Tajukpolitik – Pengamat politik dari Universitas Islam Negeri (UIN) Syarif Hidayatullah, Dedi Kurnia Syah, menegaskan Presiden Jokowi menyalahgunakan kekuasaan karena memakai Istana Negara untuk mengumpulkan enam ketua umum partai politik.
Dedi mengatakan sebagai kepala negara, Jokowi menyalahgunakan kekuasaan dan wewenang yang ia miliki untuk melakukan transaksi politik.
“Jokowi pada dasarnya telah semena-mena dengan kekuasaannya. Mengatur kepentingan politik praktis menggunakan kantor presiden adalah bentuk penyalahgunaan kekuasaan,” tegas Dedi, Rabu (3/5).
Menurut Dedi, dengan mengumpulkan enam ketua umum parpol di Istana Negara akan berdampak buruk terhadap marwah negara yang seharusnya netral dari politik praktis.
Selain itu, Dedi khawatir Pemilihan Umum 2024 akan makin terkesan ada kepentingan Jokowi di dalamnya dan diatur sesuai keinginan presiden dua periode itu.
“Situasi ini mengkhawatirkan, karena perangkat negara yang terlibat langsung pada penyelenggaraan Pemilu dapat terpengaruh dengan cara menjalankan kinerja menyesuaikan kepentingan Jokowi. Aktivitas Jokowi terkait keputusan politik praktis ini harus dikritik keras,” pungkas Dedi.
Tentu saja apa yang dilakukan oleh Jokowi tidak mencerminkan dia seorang kepala negara dan juga tidak mencerminkan sebagai negarawan. Istana Negara yang seharusnya steril dari kegiatan politik praktis digunakan untuk mengumpulkan para ketua umum partai politik pendukung pemerintah.
Apa yang dilakukan oleh Jokowi telah mencoreng muka nya sebagai kepala negara dan juga kepala pemerintahan.
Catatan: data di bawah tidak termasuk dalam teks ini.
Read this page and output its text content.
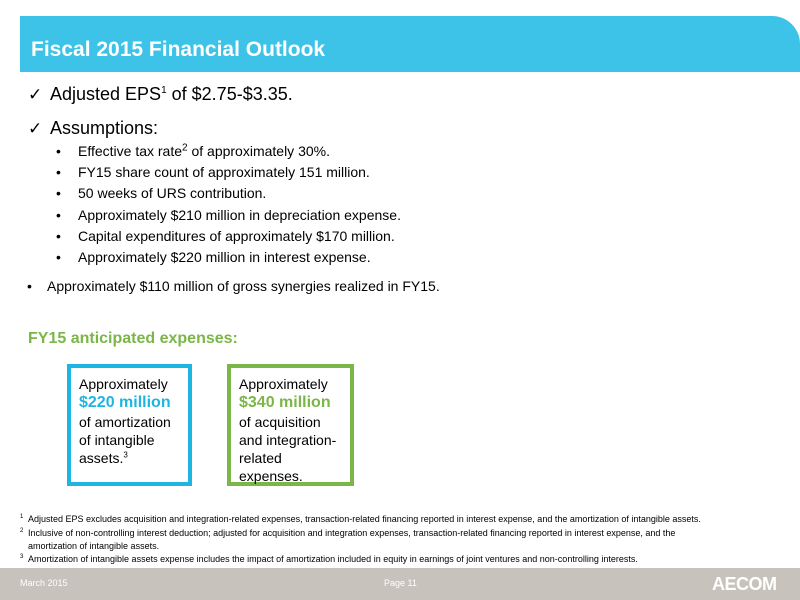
Fiscal 2015 Financial Outlook
✓ Adjusted EPS$^1$ of $2.75-$3.35.
✓ Assumptions:
• Effective tax rate$^2$ of approximately 30%.
• FY15 share count of approximately 151 million.
• 50 weeks of URS contribution.
• Approximately $210 million in depreciation expense.
• Capital expenditures of approximately $170 million.
• Approximately $220 million in interest expense.
• Approximately $110 million of gross synergies realized in FY15.
FY15 anticipated expenses:
Approximately
$220 million
of amortization
of intangible
assets.$^3$
Approximately
$340 million
of acquisition
and integration-
related
expenses.
$^1$ Adjusted EPS excludes acquisition and integration-related expenses, transaction-related financing reported in interest expense, and the amortization of intangible assets.
$^2$ Inclusive of non-controlling interest deduction; adjusted for acquisition and integration expenses, transaction-related financing reported in interest expense, and the
amortization of intangible assets.
$^3$ Amortization of intangible assets expense includes the impact of amortization included in equity in earnings of joint ventures and non-controlling interests.
March 2015	Page 11	AECOM
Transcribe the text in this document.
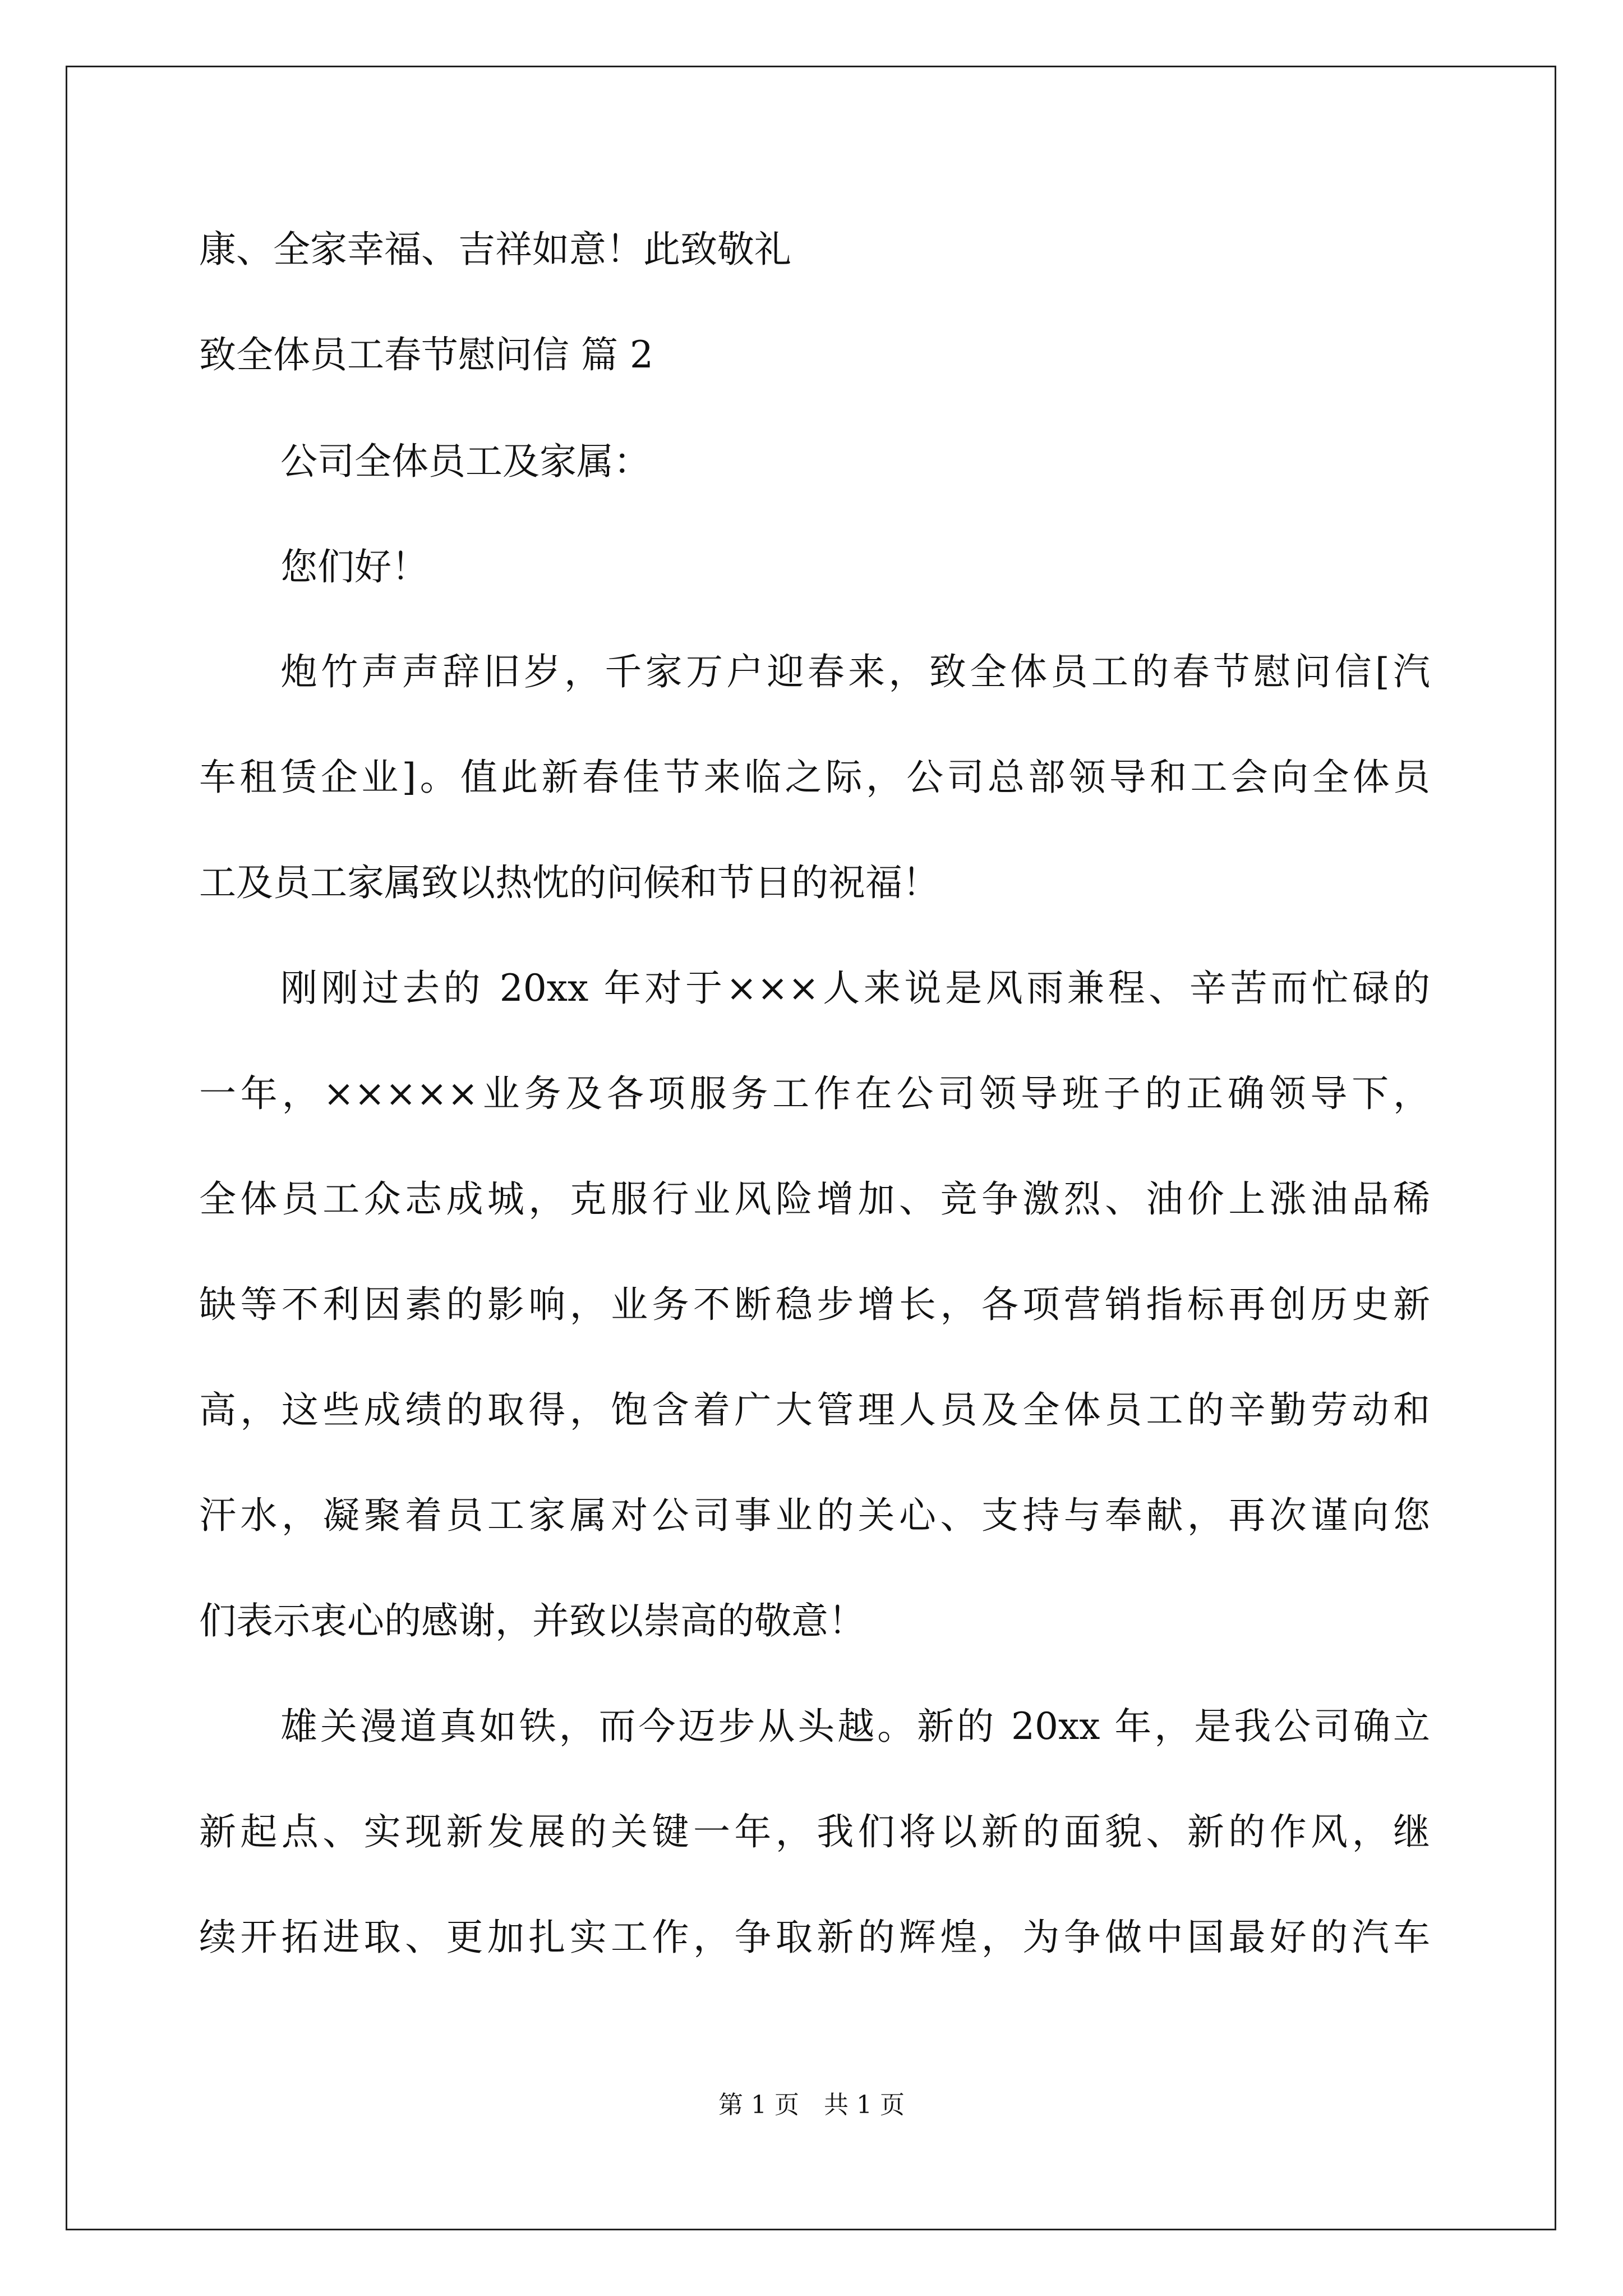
康、全家幸福、吉祥如意！此致敬礼
致全体员工春节慰问信 篇 2
公司全体员工及家属：
您们好！
炮竹声声辞旧岁，千家万户迎春来，致全体员工的春节慰问信[汽
车租赁企业]。值此新春佳节来临之际，公司总部领导和工会向全体员
工及员工家属致以热忱的问候和节日的祝福！
刚刚过去的 20xx 年对于×××人来说是风雨兼程、辛苦而忙碌的
一年，×××××业务及各项服务工作在公司领导班子的正确领导下，
全体员工众志成城，克服行业风险增加、竞争激烈、油价上涨油品稀
缺等不利因素的影响，业务不断稳步增长，各项营销指标再创历史新
高，这些成绩的取得，饱含着广大管理人员及全体员工的辛勤劳动和
汗水，凝聚着员工家属对公司事业的关心、支持与奉献，再次谨向您
们表示衷心的感谢，并致以崇高的敬意！
雄关漫道真如铁，而今迈步从头越。新的 20xx 年，是我公司确立
新起点、实现新发展的关键一年，我们将以新的面貌、新的作风，继
续开拓进取、更加扎实工作，争取新的辉煌，为争做中国最好的汽车
第 1 页　共 1 页
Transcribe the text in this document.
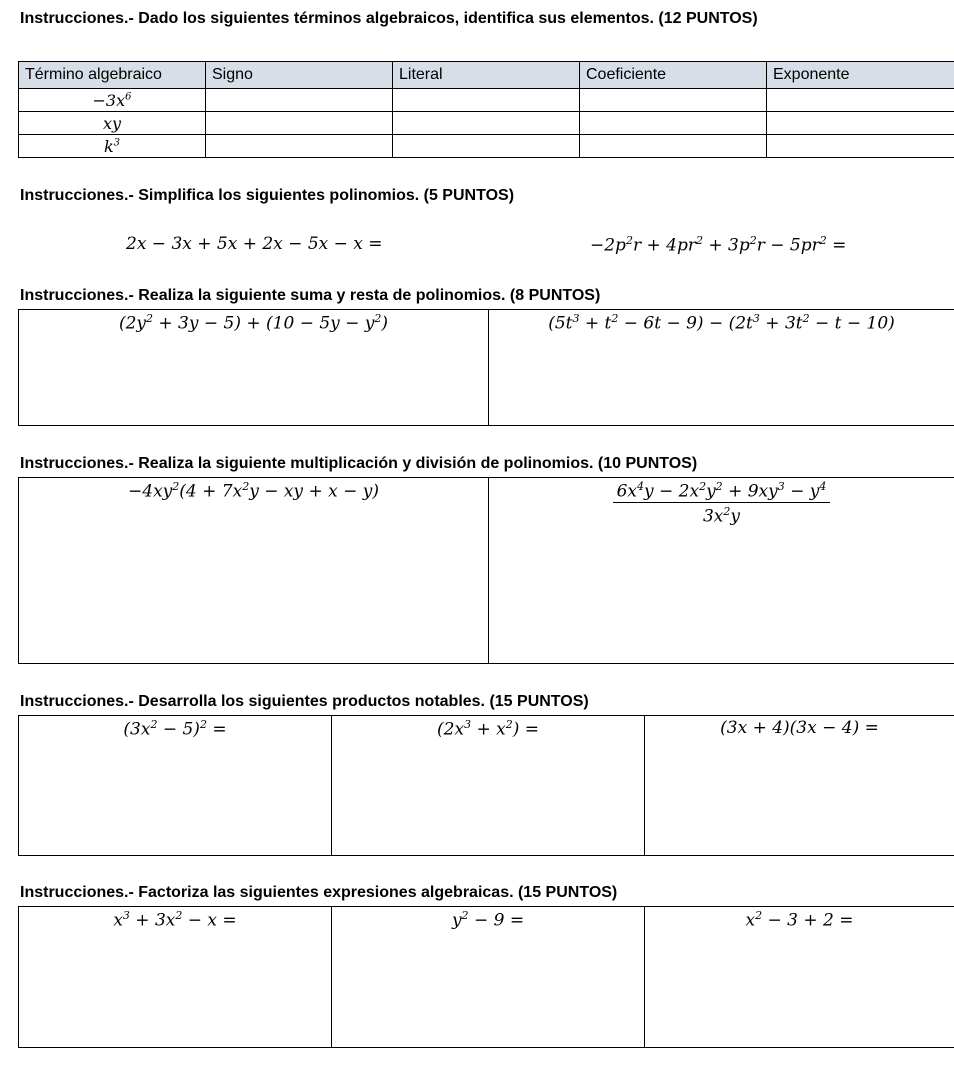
Instrucciones.- Dado los siguientes términos algebraicos, identifica sus elementos. (12 PUNTOS)
Término algebraico	Signo	Literal	Coeficiente	Exponente
$-3x^6$				
xy				
$k^3$				
Instrucciones.- Simplifica los siguientes polinomios. (5 PUNTOS)
2x − 3x + 5x + 2x − 5x − x =	$-2p^2r + 4pr^2 + 3p^2r - 5pr^2$ =
Instrucciones.- Realiza la siguiente suma y resta de polinomios. (8 PUNTOS)
$(2y^2 + 3y - 5) + (10 - 5y - y^2)$	$(5t^3 + t^2 - 6t - 9) - (2t^3 + 3t^2 - t - 10)$
Instrucciones.- Realiza la siguiente multiplicación y división de polinomios. (10 PUNTOS)
$-4xy^2(4 + 7x^2y$ − xy + x − y)	$\frac{6x^4y - 2x^2y^2 + 9xy^3 - y^4}{3x^2y}$
Instrucciones.- Desarrolla los siguientes productos notables. (15 PUNTOS)
$(3x^2 - 5)^2$ =	$(2x^3 + x^2)$ =	(3x + 4)(3x − 4) =
Instrucciones.- Factoriza las siguientes expresiones algebraicas. (15 PUNTOS)
$x^3 + 3x^2 - x$ =	$y^2 - 9$ =	$x^2 - 3 + 2$ =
Seorang presiden yang diwajibkan untuk netral, justru terus berupaya untuk ikut terlalu dalam mengatur capres, cawapres serta koalisi.
Adapun enam ketua umum partai politik yang dipanggil Jokowi ke Istana Negara, Selasa malam (2/5) adalah Ketum PDI Perjuangan Megawati Soekarnoputri didampingi Sekretaris Jenderal PDIP Hasto Kristiyanto, Ketua Umum Partai Gerindra Prabowo Subianto, Ketua Umum Partai Golkar Airlangga Hartarto, Ketua Umum Partai Kebangkitan Bangsa Muhaimin Iskandar, Ketua Umum Partai Amanat Nasional Zulkifli Hasan, dan Plt Ketua Umum Partai Persatuan Pembangunan Muhamad Mardiono.